Yeni dönem bu açıdan; yeni AK Parti’nin kendi kendisiyle yarışında geride kalan 12 yıl kadar önemlidir.
Yeni dönemin
‘yeni’ olma şartı
Hatem Ete, Perşembe günü Akşam’da yayınlanan yazısında bu istikamette çok isabetli tespitlere yer verdi. Özetliyorum:
“2010’dan bu yana inşa siyaseti ağır aksak devam etse de, siyaset, enerjisinin çoğunu dirençlerle baş etmeye ayırmak zorunda kaldı. Şimdi yeni bir dönem başlıyor. 10 Ağustos’ta gerçekleşen Cumhurbaşkanlığı seçimleri, bu dönemin geride kaldığını, inşa sürecini engellemeye yönelik direncin boşa çıkarıldığını sembolize etmektedir.
Yeni Türkiye imkânıyla özdeşleşen Erdoğan’ın Cumhurbaşkanlığıyla, inşa süreci daha doludizgin yoluna devam edecektir... Bu yeni dönemin en önemli dinamiği de Erdoğan ve AK Parti olacak... Türkiye’nin siyasal koşulları, AK Parti’den beklentileri ve AK Parti kadrolarının Türkiye’ye yönelik hedefleri, daha epey bir süre, AK Parti’ye iktidar imkânı sağlıyor. Bu çerçevede, yeniden yapılanma, AK Parti tabanı için endişe kaynağı olmaktan öte partiyi kurumsallaştırmaya yönelik bir imkân olarak görülmelidir.”

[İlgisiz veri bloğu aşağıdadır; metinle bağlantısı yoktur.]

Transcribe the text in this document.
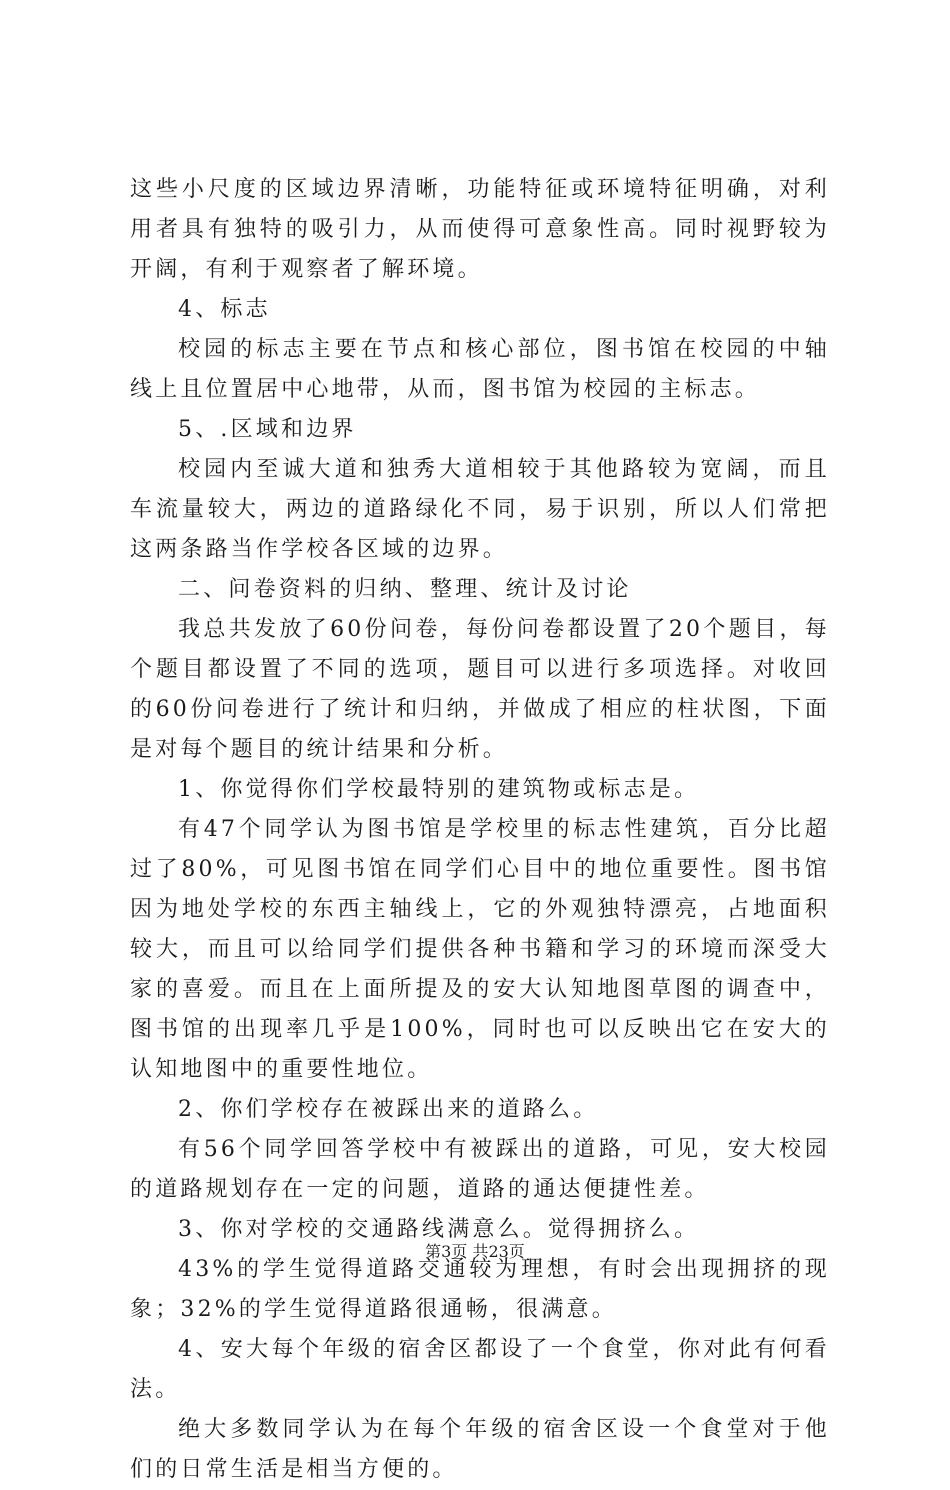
这些小尺度的区域边界清晰，功能特征或环境特征明确，对利用者具有独特的吸引力，从而使得可意象性高。同时视野较为开阔，有利于观察者了解环境。

4、标志

校园的标志主要在节点和核心部位，图书馆在校园的中轴线上且位置居中心地带，从而，图书馆为校园的主标志。

5、.区域和边界

校园内至诚大道和独秀大道相较于其他路较为宽阔，而且车流量较大，两边的道路绿化不同，易于识别，所以人们常把这两条路当作学校各区域的边界。

二、问卷资料的归纳、整理、统计及讨论

我总共发放了60份问卷，每份问卷都设置了20个题目，每个题目都设置了不同的选项，题目可以进行多项选择。对收回的60份问卷进行了统计和归纳，并做成了相应的柱状图，下面是对每个题目的统计结果和分析。

1、你觉得你们学校最特别的建筑物或标志是。

有47个同学认为图书馆是学校里的标志性建筑，百分比超过了80%，可见图书馆在同学们心目中的地位重要性。图书馆因为地处学校的东西主轴线上，它的外观独特漂亮，占地面积较大，而且可以给同学们提供各种书籍和学习的环境而深受大家的喜爱。而且在上面所提及的安大认知地图草图的调查中，图书馆的出现率几乎是100%，同时也可以反映出它在安大的认知地图中的重要性地位。

2、你们学校存在被踩出来的道路么。

有56个同学回答学校中有被踩出的道路，可见，安大校园的道路规划存在一定的问题，道路的通达便捷性差。

3、你对学校的交通路线满意么。觉得拥挤么。

43%的学生觉得道路交通较为理想，有时会出现拥挤的现象；32%的学生觉得道路很通畅，很满意。

4、安大每个年级的宿舍区都设了一个食堂，你对此有何看法。

绝大多数同学认为在每个年级的宿舍区设一个食堂对于他们的日常生活是相当方便的。

第3页 共23页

Ete’nin bahsettiği “kurumsallaşma” mevcudun kritiğini değil, yeni dönemin gerçekten “yeni” olmasını sağlama çabasını ifade ediyor. Yeni Türkiye’yi inşa hamlesinin yeni işçilerini sisteme dahil etme çabasını...
CHP’nin içinde bulunduğu durum, MHP’nin ise bir duruma dahi erişememesi gösteriyor ki AK Parti omzundaki yükleri tek başına taşımaya devam edecektir. Çözüm sürecinden paralel yapıyla mücadeleye, ekonomik hedeflerden yeni anayasaya kadar bir dizi ağır görevden söz ediyoruz.
Türkiye’nin ihtiyaçları ortada... Dirençler azalmış gibi görünse de hiçbir AK Parti hükümetinin görevi bir öncekinden daha hafif olmayacak, bunu akıldan çıkarmayalım.